Юрий Нагибин - Где-то возле консерватории
Постепенно, еще в госпитале, он научился пользоваться укороченной ступней вполне сносно, чуть подсобляя себе кленовой тросточкой, которую сосед по койке, старый солдат-вологжанин, умелый резчик по дереву, украсил затейливым узором. В госпитале он научился и кое-чему другому, не менее важному. Его не переставала удручать встреча с немцем. Было такое чувство, будто отпущенный восвояси немец и произвел тот выстрел, который выбил его, Петрова, из строя. Он решил никому и никогда не рассказывать об этом случае и в самом себе заглушить унизительное воспоминание.
Смесь из растерянности, отвращения и великодушия могла быть оправдана лишь последующей суровостью воина, беспощадного к врагам и к собственной жизни. Но не очень-то похоже, чтобы ему позволили теперь воплотиться в образ беспощадного воина. Врачи упорно поговаривали о демобилизации. А голубоглазый немчик, если не заплутался окончательно в ничейном лесу, наверняка очухался от потрясения и заиграл автоматом, на гибель кому-то из наших. Вот почему недопустимо великодушие на войне. Правда, не стоит брать на себя лишнее — великодушия в его поступке не так уж много, совсем чуть-чуть, но все-таки было, а еще хуже все остальное — растерянность, душевная квелость, смятение и черт знает что еще.

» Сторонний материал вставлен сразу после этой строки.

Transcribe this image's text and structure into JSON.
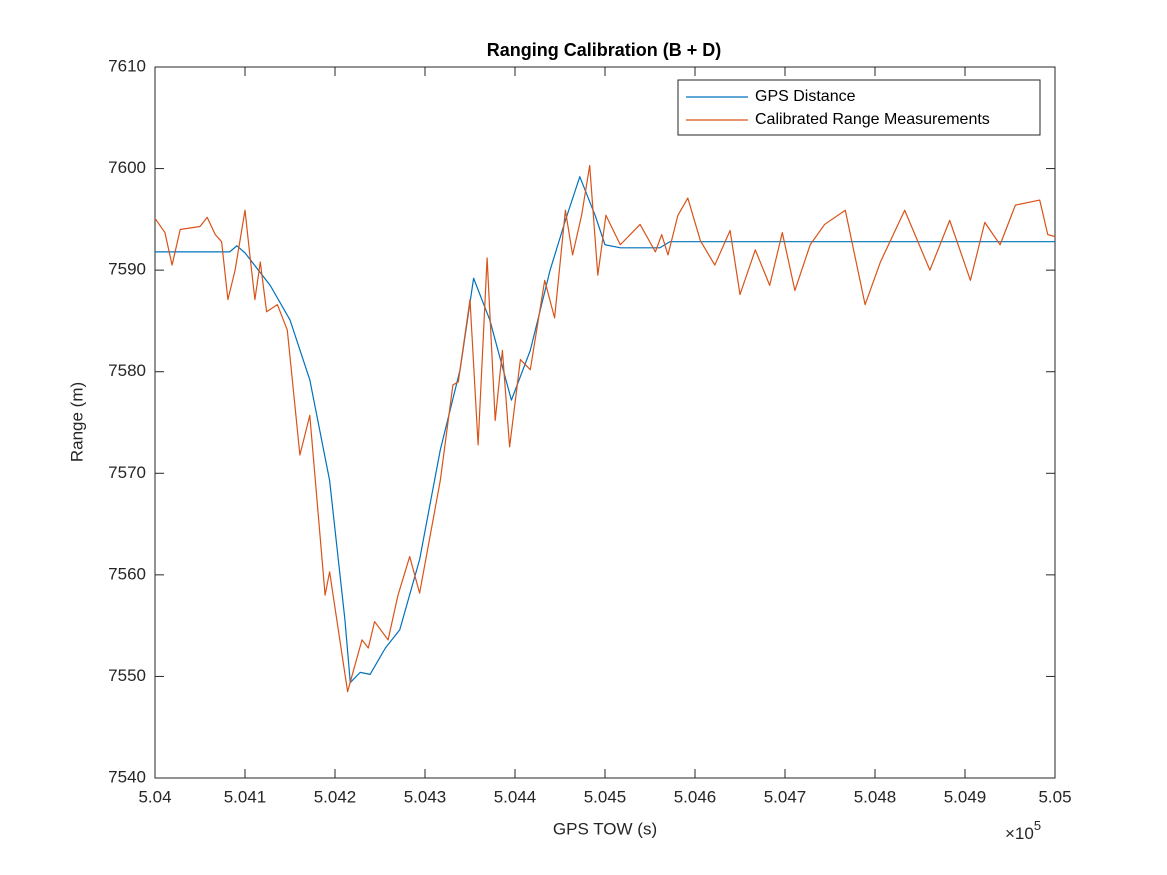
{
  "chart_data": {
    "type": "line",
    "title": "Ranging Calibration (B + D)",
    "xlabel": "GPS TOW (s)",
    "ylabel": "Range (m)",
    "x_multiplier": {
      "base": "×10",
      "exponent": "5"
    },
    "xlim": [
      504000,
      505000
    ],
    "ylim": [
      7540,
      7610
    ],
    "xticks": [
      {
        "value": 504000,
        "label": "5.04"
      },
      {
        "value": 504100,
        "label": "5.041"
      },
      {
        "value": 504200,
        "label": "5.042"
      },
      {
        "value": 504300,
        "label": "5.043"
      },
      {
        "value": 504400,
        "label": "5.044"
      },
      {
        "value": 504500,
        "label": "5.045"
      },
      {
        "value": 504600,
        "label": "5.046"
      },
      {
        "value": 504700,
        "label": "5.047"
      },
      {
        "value": 504800,
        "label": "5.048"
      },
      {
        "value": 504900,
        "label": "5.049"
      },
      {
        "value": 505000,
        "label": "5.05"
      }
    ],
    "yticks": [
      7540,
      7550,
      7560,
      7570,
      7580,
      7590,
      7600,
      7610
    ],
    "grid": false,
    "legend": "upper right",
    "series": [
      {
        "name": "GPS Distance",
        "color": "#0072bd",
        "x": [
          504000,
          504083,
          504091,
          504100,
          504128,
          504150,
          504172,
          504194,
          504211,
          504217,
          504228,
          504239,
          504256,
          504272,
          504294,
          504317,
          504339,
          504354,
          504372,
          504396,
          504417,
          504439,
          504456,
          504472,
          504489,
          504500,
          504517,
          504561,
          504572,
          505000
        ],
        "values": [
          7591.8,
          7591.8,
          7592.4,
          7591.7,
          7588.5,
          7585.1,
          7579.2,
          7569.3,
          7555.6,
          7549.4,
          7550.4,
          7550.2,
          7552.8,
          7554.6,
          7561.5,
          7572.3,
          7580.2,
          7589.2,
          7585.1,
          7577.2,
          7582.1,
          7590.0,
          7594.9,
          7599.2,
          7595.4,
          7592.5,
          7592.2,
          7592.2,
          7592.8,
          7592.8
        ]
      },
      {
        "name": "Calibrated Range Measurements",
        "color": "#d95319",
        "x": [
          504000,
          504011,
          504019,
          504028,
          504050,
          504058,
          504067,
          504074,
          504081,
          504089,
          504100,
          504106,
          504111,
          504117,
          504124,
          504136,
          504147,
          504161,
          504172,
          504189,
          504194,
          504214,
          504230,
          504237,
          504244,
          504259,
          504270,
          504283,
          504294,
          504317,
          504331,
          504337,
          504350,
          504359,
          504369,
          504378,
          504386,
          504394,
          504406,
          504417,
          504433,
          504444,
          504456,
          504464,
          504474,
          504483,
          504492,
          504501,
          504517,
          504539,
          504556,
          504563,
          504570,
          504581,
          504592,
          504606,
          504622,
          504639,
          504650,
          504667,
          504683,
          504697,
          504711,
          504728,
          504744,
          504767,
          504789,
          504806,
          504833,
          504861,
          504883,
          504906,
          504922,
          504939,
          504956,
          504983,
          504992,
          505000
        ],
        "values": [
          7595.1,
          7593.7,
          7590.5,
          7594.0,
          7594.3,
          7595.2,
          7593.5,
          7592.8,
          7587.1,
          7590.0,
          7595.9,
          7591.0,
          7587.1,
          7590.8,
          7585.9,
          7586.6,
          7584.1,
          7571.8,
          7575.7,
          7558.0,
          7560.3,
          7548.5,
          7553.6,
          7552.8,
          7555.4,
          7553.6,
          7558.0,
          7561.8,
          7558.2,
          7569.3,
          7578.7,
          7579.0,
          7587.1,
          7572.8,
          7591.2,
          7575.2,
          7582.1,
          7572.6,
          7581.2,
          7580.2,
          7589.0,
          7585.3,
          7595.9,
          7591.5,
          7595.4,
          7600.3,
          7589.5,
          7595.4,
          7592.5,
          7594.5,
          7591.8,
          7593.5,
          7591.5,
          7595.4,
          7597.1,
          7592.9,
          7590.5,
          7593.9,
          7587.6,
          7592.0,
          7588.5,
          7593.7,
          7588.0,
          7592.5,
          7594.5,
          7595.9,
          7586.6,
          7590.8,
          7595.9,
          7590.0,
          7594.9,
          7589.0,
          7594.7,
          7592.5,
          7596.4,
          7596.9,
          7593.5,
          7593.3
        ]
      }
    ]
  }
}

Сам не понимая зачем, в одну из бессонных ночей, когда снотворное не могло пересилить боли в отрезанных пальцах, Петров доверился соседу по койке, старому солдату-вологжанину. Старому солдату было едва за тридцать, но он воевал уже третью войну: был под Халхин-Голом, на финской и с первого дня впрягся в Отечественную. Солдат выслушал его спокойно, не перебивая, лишь порой скрываясь под одеялом, чтоб сделать затяжку, — в палате курить запрещено, — и, чуть усмехнувшись, сказал: «Это что! В первом бою, когда командир нас поднял, я все портчонки замочил. Хорошо, в степях солнце горячее — обсохло, ребята не заметили». У Петрова что-то оборвалось внутри — пусть не впрямую, но старый солдат уподобил его поступок этому крайнему сраму. «Да я не от страха, — сказал он с тоской. — Сам не пойму с чего». — «А это и есть страх, когда сам не поймешь с чего. На войне многое так делается, и кабы только рядовыми! Потом, конечно, пообвыкнешь, хотя, чтоб вовсе страх прошел, такого не бывает. И ты не верь, если кто загинать начнет. Я четыре раза награжденный, обо мне цельная канделашка в газетах написана: бесстрашный воин и всякая фигня. А какое, к лешему, бесстрашие, когда ты весь мясной и мягкий и ничем не защищенный? Чепуха все это, пена. А что ты от немца пополз, а он от тебя — удивляться нечего. Тут бы и каждый очумел, когда в первый раз и чуть не рылом во врага ткнулся, — законное дело!..»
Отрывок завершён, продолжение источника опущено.